Todo estaba tan parado que ni siquiera los murmullos se
atrevían a salir. Los pasos eran amortiguados por el eco, un eco que lo absorbía todo,
porque no había oídos para escuchar, ni ojos para ver, ni bocas para hablar… El
momento del silencio había llegado a la ciudad.
Las vidas se habían cortado mientras los corazones seguían
latiendo con miedo a romper el compás en cualquier momento. La reflexión tomó
las riendas y se instaló en cada una de las mentes que tenían consciencia, para
quedarse de forma permanente, o eso quería ella, porque la inconsciencia
intentaba asomar una y otras vez, dejando cauces abiertos, que de nuevo la
reflexión tendría que contener.
De un momento a otro, todo dependía de los pensamientos,
de acallarlos, de controlarlos y no dejar que se fueran, que tomaran impulso
como un caballo desbocado y salieran al galope. Yo quería manejarlos,
dirigirlos a mi antojo para terminar en el punto perfecto para mí; pero la
realidad era que no sabía cuál era ese punto.

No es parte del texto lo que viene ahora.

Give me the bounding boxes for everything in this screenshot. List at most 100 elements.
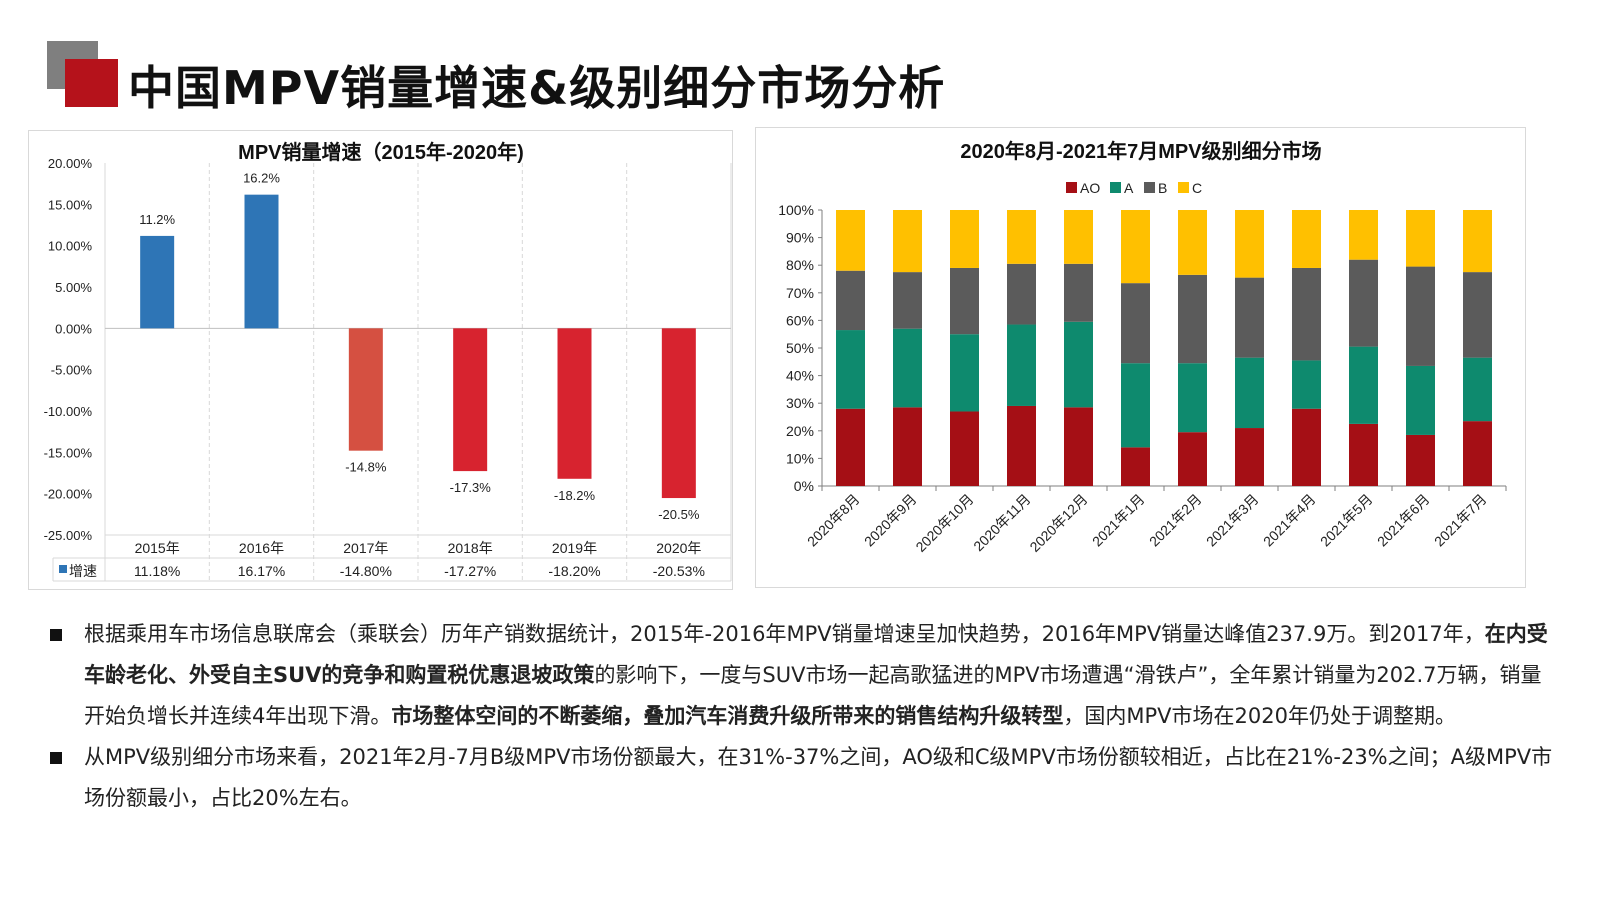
bar-segment-B (1463, 272, 1492, 358)
bar-segment-AO (950, 411, 979, 486)
bar-segment-AO (1463, 421, 1492, 486)
bold-text-run: 在内受车龄老化、外受自主SUV的竞争和购置税优惠退坡政策 (84, 622, 1548, 687)
x-tick-label: 2021年5月 (1317, 491, 1376, 550)
bar-segment-AO (1406, 434, 1435, 486)
segment-chart-panel: 2020年8月-2021年7月MPV级别细分市场 AO A B C 100% 90% 80% 7… (755, 127, 1526, 588)
y-tick-label: 0% (794, 478, 814, 494)
bar-segment-C (836, 210, 865, 271)
bar-segment-B (1064, 263, 1093, 322)
bar-segment-C (1178, 210, 1207, 275)
bar-segment-A (1406, 365, 1435, 435)
bar-2020年 (661, 328, 696, 499)
x-tick-label: 2019年 (552, 540, 597, 556)
text-run: 的影响下，一度与SUV市场一起高歌猛进的MPV市场遭遇“滑铁卢”，全年累计销量为… (84, 663, 1542, 728)
bar-segment-A (1292, 360, 1321, 409)
text-run: 根据乘用车市场信息联席会（乘联会）历年产销数据统计，2015年-2016年MPV… (84, 622, 1485, 646)
bar-segment-B (1349, 259, 1378, 347)
bar-segment-A (950, 334, 979, 412)
bar-2016年 (244, 194, 279, 329)
bar-segment-A (1007, 324, 1036, 406)
legend-label: AO (1080, 180, 1100, 196)
legend-swatch-C (1178, 182, 1189, 193)
bar-segment-B (1292, 267, 1321, 361)
x-tick-label: 2020年12月 (1026, 491, 1090, 555)
bar-segment-B (1178, 274, 1207, 364)
x-tick-label: 2021年4月 (1260, 491, 1319, 550)
bar-segment-B (1121, 283, 1150, 364)
bar-segment-B (1406, 266, 1435, 366)
bar-segment-B (1235, 277, 1264, 358)
bar-segment-A (1349, 346, 1378, 424)
data-label: 11.2% (139, 212, 175, 227)
bar-segment-C (1235, 210, 1264, 278)
table-value: -18.20% (548, 563, 600, 579)
y-tick-label: 5.00% (55, 280, 92, 295)
bar-segment-B (1007, 263, 1036, 325)
y-tick-label: 70% (786, 285, 814, 301)
x-tick-label: 2020年9月 (861, 491, 920, 550)
data-label: -20.5% (658, 507, 700, 522)
y-tick-label: 20.00% (48, 156, 93, 171)
bar-2018年 (453, 328, 488, 472)
bar-segment-AO (1178, 432, 1207, 486)
page-title: 中国MPV销量增速&级别细分市场分析 (128, 61, 946, 115)
data-label: 16.2% (243, 171, 280, 186)
x-tick-label: 2020年8月 (804, 491, 863, 550)
bullet-2: 从MPV级别细分市场来看，2021年2月-7月B级MPV市场份额最大，在31%-… (50, 737, 1560, 819)
segment-chart: 2020年8月-2021年7月MPV级别细分市场 AO A B C 100% 90% 80% 7… (778, 139, 1507, 555)
x-tick-label: 2021年7月 (1431, 491, 1490, 550)
text-run: ，国内MPV市场在2020年仍处于调整期。 (1063, 704, 1456, 728)
growth-chart: MPV销量增速（2015年-2020年) 20.00% 15.00% 10.00% 5.… (44, 140, 732, 582)
legend-swatch-A (1110, 182, 1121, 193)
bar-segment-A (1235, 357, 1264, 429)
y-tick-label: 15.00% (48, 197, 93, 212)
x-tick-label: 2021年6月 (1374, 491, 1433, 550)
data-label: -14.8% (345, 460, 387, 475)
table-value: 16.17% (238, 563, 285, 579)
y-tick-label: -10.00% (44, 404, 93, 419)
bar-segment-AO (1349, 423, 1378, 486)
bar-segment-A (893, 328, 922, 408)
bar-segment-B (893, 272, 922, 329)
x-tick-label: 2017年 (343, 540, 388, 556)
x-tick-label: 2020年11月 (970, 491, 1033, 554)
analysis-text: 根据乘用车市场信息联席会（乘联会）历年产销数据统计，2015年-2016年MPV… (50, 614, 1560, 819)
text-run: 从MPV级别细分市场来看，2021年2月-7月B级MPV市场份额最大，在31%-… (84, 745, 1553, 810)
legend-label: C (1192, 180, 1202, 196)
table-value: 11.18% (134, 563, 180, 579)
x-tick-label: 2015年 (135, 540, 180, 556)
bold-text-run: 市场整体空间的不断萎缩，叠加汽车消费升级所带来的销售结构升级转型 (391, 704, 1064, 728)
x-tick-label: 2021年1月 (1089, 491, 1148, 550)
legend-label: A (1124, 180, 1134, 196)
x-tick-label: 2021年3月 (1203, 491, 1262, 550)
bullet-square-icon (50, 752, 62, 764)
bar-segment-C (1349, 210, 1378, 260)
y-tick-label: -20.00% (44, 487, 93, 502)
bar-segment-AO (1064, 407, 1093, 486)
y-tick-label: 20% (786, 423, 814, 439)
y-tick-label: -25.00% (44, 528, 93, 543)
data-label: -17.3% (450, 480, 492, 495)
bar-segment-C (1406, 210, 1435, 267)
x-tick-label: 2021年2月 (1146, 491, 1205, 550)
bar-segment-C (893, 210, 922, 273)
chart-title: 2020年8月-2021年7月MPV级别细分市场 (960, 139, 1321, 163)
bar-segment-C (1121, 210, 1150, 284)
y-tick-label: 60% (786, 312, 814, 328)
bullet-square-icon (50, 629, 62, 641)
x-tick-label: 2016年 (239, 540, 284, 556)
x-tick-label: 2020年10月 (912, 491, 976, 555)
bar-segment-AO (836, 408, 865, 486)
chart-title: MPV销量增速（2015年-2020年) (238, 140, 524, 164)
y-tick-label: 10% (786, 450, 814, 466)
legend-swatch (59, 565, 67, 573)
table-value: -20.53% (653, 563, 705, 579)
bullet-1: 根据乘用车市场信息联席会（乘联会）历年产销数据统计，2015年-2016年MPV… (50, 614, 1560, 737)
bar-segment-AO (1235, 428, 1264, 486)
paragraph-2: 从MPV级别细分市场来看，2021年2月-7月B级MPV市场份额最大，在31%-… (84, 745, 1552, 810)
bar-segment-AO (1007, 405, 1036, 486)
bar-segment-B (950, 267, 979, 335)
data-label: -18.2% (554, 488, 596, 503)
bar-segment-C (1064, 210, 1093, 264)
y-tick-label: -15.00% (44, 445, 93, 460)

Quizás el problema era encontrarme primero conmigo mismo,
dedicar tiempo a descubrir todo lo que sabía de mí. ¿Quién soy? Esa es fácil,
soy yo mismo. ¿De dónde vengo? De un lugar muy lejano. ¿Qué he venido a hacer
aquí? He venido a buscar lo que no tenía. ¿Lo he encontrado? Sí, demonios, sí, todo lo que necesitaba.
Te he encontrado a ti, a tus ojos, tu piel blanquecina y tu
cabello oscuro. He encontrado tu forma de ser y lo más importante, tu corazón.
Así que no me importa que esta ciudad esté vacía, porque mientras esté contigo, mi NADA.